Un processo che procede  con la scomposizione delle culture e delle tradizioni locali, abolizione delle indentità storiche e dei legami delle comunità nazionali, creazione di ambienti multiculturali  con effetto di destabilizzazione dell’assetto  sociale a favore di un aggregato di individui passivi e rassegnati, privi di radici identitarie e coscienza sociale.

I movimenti di contestazione all’ideologia globalista nascono da una consapevolezza che inizia a diffondersi: non è soltanto  la Troika europea e le sue direttive, quella a cui i popoli devono opporsi, ma è  anche il Globalismo, come ideologia e come economia, che è arrivato il momento di mettere in discussione.

Gli apologeti del Globalismo e della società multiculturale hanno esaltato questa ideologia come una nuova forma di  “umanesimo” ma il bilancio ‘umano’ di questa fase  trentennale  dell’ “Umanesimo globalista” , nella relatà dei fatti, presenta effetti devastanti  con l’aumento esponenziale delle disuguaglianze sociali e con lo sprofondare nella miseria di un numero sempre crescente di individui e di famiglie.

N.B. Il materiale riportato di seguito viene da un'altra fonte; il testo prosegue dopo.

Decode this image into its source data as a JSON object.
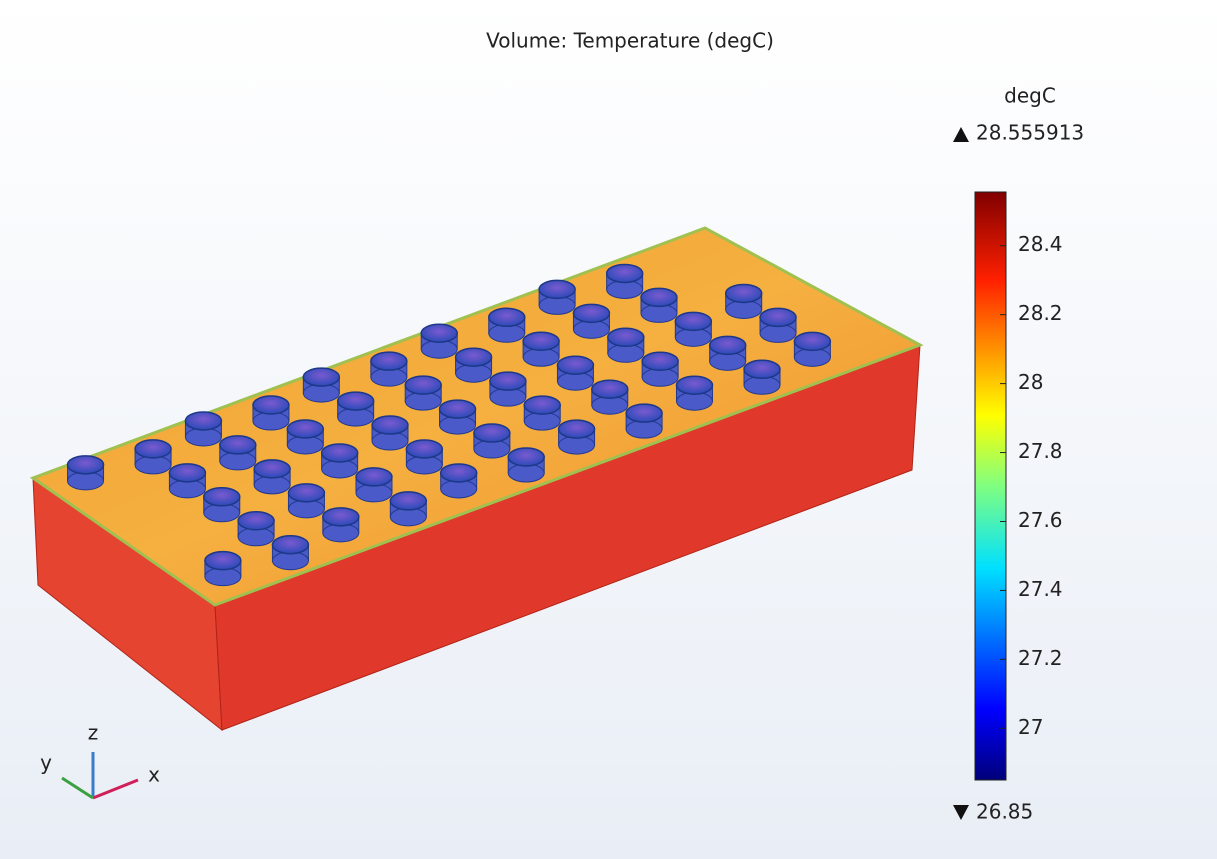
{
  "plot": {
    "title": "Volume: Temperature (degC)",
    "colorbar": {
      "unit": "degC",
      "max": 28.555913,
      "min": 26.85,
      "ticks": [
        27,
        27.2,
        27.4,
        27.6,
        27.8,
        28,
        28.2,
        28.4
      ]
    },
    "axes": {
      "x": "x",
      "y": "y",
      "z": "z"
    }
  }
}
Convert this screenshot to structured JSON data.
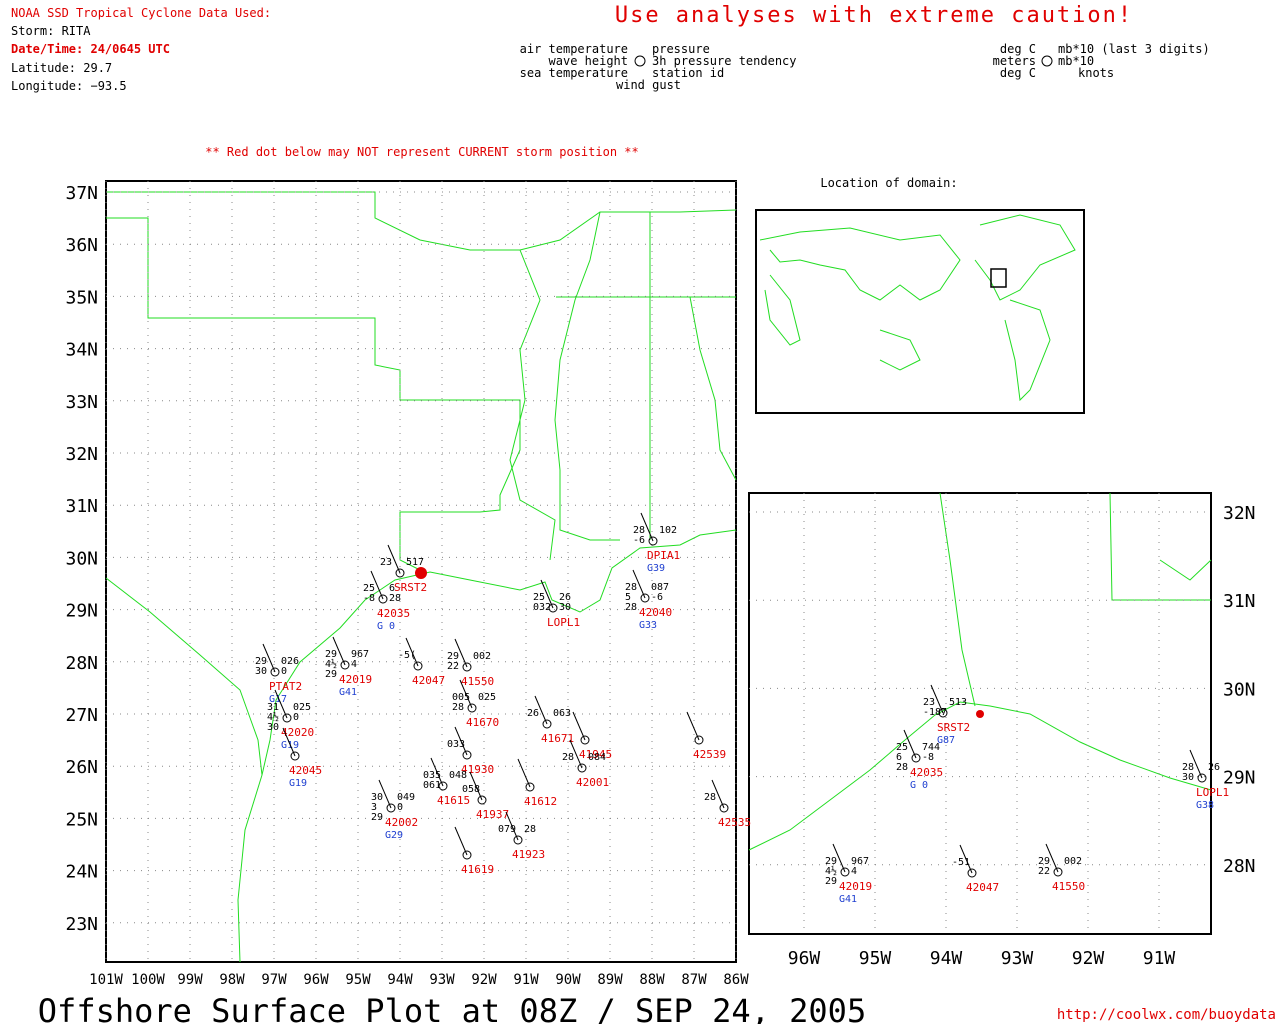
{
  "header": {
    "title": "NOAA SSD Tropical Cyclone Data Used:",
    "storm": "Storm: RITA",
    "datetime": "Date/Time: 24/0645 UTC",
    "latitude": "Latitude: 29.7",
    "longitude": "Longitude: −93.5",
    "caution": "Use analyses with extreme caution!"
  },
  "legend": {
    "left": [
      "air temperature",
      "wave height",
      "sea temperature"
    ],
    "center": [
      "pressure",
      "3h pressure tendency",
      "station id",
      "wind gust"
    ],
    "units_left": [
      "deg C",
      "meters",
      "deg C"
    ],
    "units_right": [
      "mb*10 (last 3 digits)",
      "mb*10",
      "knots"
    ]
  },
  "warning": "** Red dot below may NOT represent CURRENT storm position **",
  "main_map": {
    "lat_labels": [
      "37N",
      "36N",
      "35N",
      "34N",
      "33N",
      "32N",
      "31N",
      "30N",
      "29N",
      "28N",
      "27N",
      "26N",
      "25N",
      "24N",
      "23N"
    ],
    "lon_labels": [
      "101W",
      "100W",
      "99W",
      "98W",
      "97W",
      "96W",
      "95W",
      "94W",
      "93W",
      "92W",
      "91W",
      "90W",
      "89W",
      "88W",
      "87W",
      "86W"
    ],
    "stations": [
      {
        "id": "SRST2",
        "obs": [
          "23",
          "517"
        ]
      },
      {
        "id": "42035",
        "obs": [
          "25",
          "6",
          "-8",
          "28",
          "G 0"
        ]
      },
      {
        "id": "PTAT2",
        "obs": [
          "29",
          "026",
          "30",
          "0",
          "G17"
        ]
      },
      {
        "id": "42019",
        "obs": [
          "29",
          "967",
          "4½",
          "4",
          "29",
          "G41"
        ]
      },
      {
        "id": "42047",
        "obs": [
          "-5("
        ]
      },
      {
        "id": "41550",
        "obs": [
          "29",
          "002",
          "22"
        ]
      },
      {
        "id": "42020",
        "obs": [
          "31",
          "025",
          "4½",
          "0",
          "30",
          "G19"
        ]
      },
      {
        "id": "42045",
        "obs": [
          "G19"
        ]
      },
      {
        "id": "42002",
        "obs": [
          "30",
          "049",
          "3",
          "0",
          "29",
          "G29"
        ]
      },
      {
        "id": "DPIA1",
        "obs": [
          "28",
          "102",
          "-6",
          "G39"
        ]
      },
      {
        "id": "42040",
        "obs": [
          "28",
          "087",
          "5",
          "-6",
          "28",
          "G33"
        ]
      },
      {
        "id": "LOPL1",
        "obs": [
          "25",
          "26",
          "032",
          "30"
        ]
      },
      {
        "id": "41670",
        "obs": [
          "005",
          "025",
          "28"
        ]
      },
      {
        "id": "41671",
        "obs": [
          "26",
          "063"
        ]
      },
      {
        "id": "41945",
        "obs": []
      },
      {
        "id": "41930",
        "obs": [
          "033"
        ]
      },
      {
        "id": "42001",
        "obs": [
          "28",
          "084"
        ]
      },
      {
        "id": "41612",
        "obs": []
      },
      {
        "id": "41615",
        "obs": [
          "035",
          "048",
          "061"
        ]
      },
      {
        "id": "41937",
        "obs": [
          "058"
        ]
      },
      {
        "id": "41923",
        "obs": [
          "079",
          "28"
        ]
      },
      {
        "id": "41619",
        "obs": []
      },
      {
        "id": "42539",
        "obs": []
      },
      {
        "id": "42535",
        "obs": [
          "28"
        ]
      }
    ]
  },
  "inset_title": "Location of domain:",
  "zoom_map": {
    "lat_labels": [
      "32N",
      "31N",
      "30N",
      "29N",
      "28N"
    ],
    "lon_labels": [
      "96W",
      "95W",
      "94W",
      "93W",
      "92W",
      "91W"
    ],
    "stations": [
      {
        "id": "SRST2",
        "obs": [
          "23",
          "513",
          "-187",
          "G87"
        ]
      },
      {
        "id": "42035",
        "obs": [
          "25",
          "744",
          "6",
          "-8",
          "28",
          "G 0"
        ]
      },
      {
        "id": "42019",
        "obs": [
          "29",
          "967",
          "4½",
          "4",
          "29",
          "G41"
        ]
      },
      {
        "id": "42047",
        "obs": [
          "-51"
        ]
      },
      {
        "id": "41550",
        "obs": [
          "29",
          "002",
          "22"
        ]
      },
      {
        "id": "LOPL1",
        "obs": [
          "28",
          "26",
          "30",
          "G38"
        ]
      }
    ]
  },
  "footer": {
    "title": "Offshore Surface Plot at 08Z / SEP 24, 2005",
    "url": "http://coolwx.com/buoydata"
  }
}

Poco tempo fa, i rilievi statistici ci hanno illustrato che la speranza di vita degli italiani è calata, per la prima volta, con la mortalità tornata ai tempi della seconda guerra mondiale. Stesso fenomeno in Francia dove “Le Monde” titolava nel Gennaio del 2016: “La speranza di vita in Francia arretra per la prima volta dal 1969”.
Secondo Eurostat, nel 2015 il numero dei morti ha superato quello dei nati: 5,2 milioni contro 5,1 nati. In Italia gli ultimi dati ISTAT hanno documentato che circa 4,6 milioni di persone vivono in povertà assoluta con forte aumento del numero delle famiglie povere, senza mezzi di sussistenza ed in particolare le famiglie numerose.

La globalizzazione nei suoi effetti perversi ha accresciuto le più scandalose disparità e iniquità sociali (il grande capitale ha massacrato il lavoro salariato), e nello stesso tempo attutito, se non fatto sparire, la coscienza politica dell’ingiustizia, la capacità di indignarsene e di unirsi per contrastarla. Nel “Nuovo Umanesimo” dei globalizzatori , l’uomo comune ha acquisito la passività e la rassegnazione dello schiavo nelle piantagioni, più che la dignità del lavoratore sfruttato.

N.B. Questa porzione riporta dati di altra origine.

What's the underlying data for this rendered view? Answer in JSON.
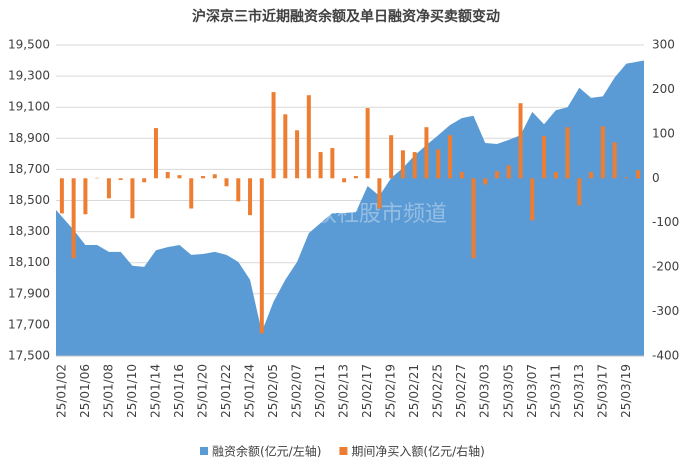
{
  "chart_data": {
    "type": "area-bar",
    "title": "沪深京三市近期融资余额及单日融资净买卖额变动",
    "watermark": "财联社股市频道",
    "categories": [
      "25/01/02",
      null,
      "25/01/06",
      null,
      "25/01/08",
      null,
      "25/01/10",
      null,
      "25/01/14",
      null,
      "25/01/16",
      null,
      "25/01/20",
      null,
      "25/01/22",
      null,
      "25/01/24",
      null,
      "25/02/05",
      null,
      "25/02/07",
      null,
      "25/02/11",
      null,
      "25/02/13",
      null,
      "25/02/17",
      null,
      "25/02/19",
      null,
      "25/02/21",
      null,
      "25/02/25",
      null,
      "25/02/27",
      null,
      "25/03/03",
      null,
      "25/03/05",
      null,
      "25/03/07",
      null,
      "25/03/11",
      null,
      "25/03/13",
      null,
      "25/03/17",
      null,
      "25/03/19",
      null
    ],
    "series": [
      {
        "name": "融资余额(亿元/左轴)",
        "type": "area",
        "color": "#5b9bd5",
        "values": [
          18440,
          18310,
          18214,
          18214,
          18170,
          18170,
          18080,
          18073,
          18180,
          18200,
          18214,
          18150,
          18156,
          18170,
          18150,
          18105,
          17990,
          17655,
          17850,
          17990,
          18105,
          18290,
          18355,
          18420,
          18420,
          18425,
          18593,
          18530,
          18645,
          18710,
          18790,
          18857,
          18920,
          18985,
          19030,
          19045,
          18870,
          18863,
          18890,
          18920,
          19070,
          18990,
          19080,
          19100,
          19225,
          19160,
          19170,
          19290,
          19380,
          19400
        ]
      },
      {
        "name": "期间净买入额(亿元/右轴)",
        "type": "bar",
        "axis": "y2",
        "color": "#ed7d31",
        "values": [
          -79,
          -180,
          -81,
          1,
          -45,
          -4,
          -90,
          -9,
          113,
          14,
          7,
          -68,
          5,
          9,
          -18,
          -52,
          -83,
          -349,
          194,
          144,
          108,
          187,
          59,
          68,
          -9,
          5,
          158,
          -68,
          97,
          63,
          59,
          115,
          65,
          97,
          14,
          -180,
          -14,
          16,
          29,
          169,
          -95,
          95,
          14,
          115,
          -61,
          14,
          117,
          81,
          2,
          18
        ]
      }
    ],
    "ylim": [
      17500,
      19500
    ],
    "yticks": [
      {
        "value": 17500,
        "label": "17,500"
      },
      {
        "value": 17700,
        "label": "17,700"
      },
      {
        "value": 17900,
        "label": "17,900"
      },
      {
        "value": 18100,
        "label": "18,100"
      },
      {
        "value": 18300,
        "label": "18,300"
      },
      {
        "value": 18500,
        "label": "18,500"
      },
      {
        "value": 18700,
        "label": "18,700"
      },
      {
        "value": 18900,
        "label": "18,900"
      },
      {
        "value": 19100,
        "label": "19,100"
      },
      {
        "value": 19300,
        "label": "19,300"
      },
      {
        "value": 19500,
        "label": "19,500"
      }
    ],
    "y2lim": [
      -400,
      300
    ],
    "y2ticks": [
      -400,
      -300,
      -200,
      -100,
      0,
      100,
      200,
      300
    ],
    "grid": true,
    "legend": "bottom"
  }
}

Tutto questo spiega come, sulle macerie prodotte dagli apologeti del Globalismo, quelli  del ceto politico ed intellettuale, gli Hollande e i Baverez in Francia,  i Renzi,  le Boldrini, gli Scalfari, i  Saviano e Severgnini in Italia, si vada  costruendo l’alternativa politica che si propone di ricostruire le sovranità degli Stati e difendere, finchè si è in tempo, le identità dei popoli. Coloro che si dedicharanno a questo processo trovranno molti ostacoli e molte insidie da superare ma, con le recenti svolte avvenute nel Regno Unito con la Brexit e negli Sati Uniti con la sorprendente vittoria di Donald Trump (” l’impresentabile”), forse una nuova fase potrebbe avviarsi.

Come qualcuno ha scritto di recente,  lanciando l’allarme: “La rivolta contro l’integrazione globale è in atto”, saranno i globalisti ed i rappresentanti  dei potentati finanziari globali a preparare una loro reazione a difesa dei colossali interessi in gioco. I nazionalisti sono avvertiti: sarà una lotta molto dura e senza esclusione di colpi.